Conason points out that "Sen. Dianne Feinstein, D-Calif., feebly protests that her state's mismanagement by a Republican governor must stall the progress of the rest of the country. Sen. Kent Conrad, D-N.D., says he has a better plan involving regional cooperatives, which would be unable to effectively compete with the insurance behemoths or bargain with pharmaceutical giants."

Obama would be right to conclude that with Democrat supporters like these who needs enemies. Consider Sen. Landrieu, who represents one of the poorest states with a working classes badly in need of health coverage. She has received nearly $1.7 million from medical interests including insurance companies and drug firms, according to the Center of Responsive Politics, a nonpartisan watchdog group.

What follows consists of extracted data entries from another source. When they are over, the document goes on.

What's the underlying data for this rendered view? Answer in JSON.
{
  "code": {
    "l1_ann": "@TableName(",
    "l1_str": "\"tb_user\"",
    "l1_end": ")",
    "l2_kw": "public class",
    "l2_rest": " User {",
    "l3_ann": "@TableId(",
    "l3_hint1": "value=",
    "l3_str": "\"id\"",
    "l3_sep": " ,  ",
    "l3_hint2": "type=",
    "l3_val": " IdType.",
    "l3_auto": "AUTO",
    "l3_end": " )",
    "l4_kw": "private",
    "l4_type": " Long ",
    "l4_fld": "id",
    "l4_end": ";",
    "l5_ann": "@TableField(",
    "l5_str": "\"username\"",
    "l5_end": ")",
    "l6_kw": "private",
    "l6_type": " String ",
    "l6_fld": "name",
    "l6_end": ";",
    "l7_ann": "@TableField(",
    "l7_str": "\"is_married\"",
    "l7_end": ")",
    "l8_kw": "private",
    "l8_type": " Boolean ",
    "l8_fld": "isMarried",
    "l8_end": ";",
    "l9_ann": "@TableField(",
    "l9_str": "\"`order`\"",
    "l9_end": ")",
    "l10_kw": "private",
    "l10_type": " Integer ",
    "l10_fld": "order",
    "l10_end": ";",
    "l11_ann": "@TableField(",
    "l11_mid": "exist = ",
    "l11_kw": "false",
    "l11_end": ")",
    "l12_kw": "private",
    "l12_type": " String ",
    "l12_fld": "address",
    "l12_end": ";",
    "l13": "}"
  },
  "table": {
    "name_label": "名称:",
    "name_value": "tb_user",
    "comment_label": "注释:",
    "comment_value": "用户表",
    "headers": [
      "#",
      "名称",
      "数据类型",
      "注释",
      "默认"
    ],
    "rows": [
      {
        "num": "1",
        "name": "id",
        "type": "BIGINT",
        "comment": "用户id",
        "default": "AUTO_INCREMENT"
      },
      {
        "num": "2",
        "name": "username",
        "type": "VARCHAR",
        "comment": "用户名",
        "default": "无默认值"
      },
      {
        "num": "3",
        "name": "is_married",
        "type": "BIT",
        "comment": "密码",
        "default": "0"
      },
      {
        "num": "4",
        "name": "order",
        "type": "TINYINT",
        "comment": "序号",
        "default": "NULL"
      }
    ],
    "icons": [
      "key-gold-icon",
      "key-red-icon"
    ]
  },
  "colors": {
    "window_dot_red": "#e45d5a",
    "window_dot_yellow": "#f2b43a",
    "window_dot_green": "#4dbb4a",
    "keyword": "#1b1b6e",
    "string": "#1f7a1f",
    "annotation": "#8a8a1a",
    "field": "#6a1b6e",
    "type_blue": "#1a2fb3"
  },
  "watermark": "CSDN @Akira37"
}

You can be sure that the cabal of medical interests will step up their financial involvement in senatorial contributions as the health care debate intensifies. Will political donors take precedence over constituents? They have in the past, so put away the champagne bottles. That’s the shame of Congress.

2 comments:

Unknown said...

Don,
You failed to connect this week's topic with last week's. Clearly the solution is to give free doses of Viagra to the republican congressmen as part of a special "health care for politicians" program. Then they will so busy having affairs that they will foget to vote against the legislation.

Howard Hammerman

irwinb said...

Enjoyed the blog.

I feel that your predictions for a meaningful National Health Reform are too pessimistic.

I believe there will be legislation that will address the issues of universal coverage (dealing with the uninsured), and there will be a public option (but not as strong an option as I would prefer).

I also believe that the bill will in some way deal with the taxing of "high end" insurance policies, as a way to satsfy the CBO, and conservatives worries about the cost of the program.

What concerns me is that the legislation will not deal sufficiently with the cost issue, which will require that we begin to rein in the costs of healthcare by doing something about "fee for service" method of delivering care.

I suggest that everybody read the article by Dr. Guwande in the June 1st, issue of the New Yorker.

I hope I am more right on this issue than you are. We must have health care reform.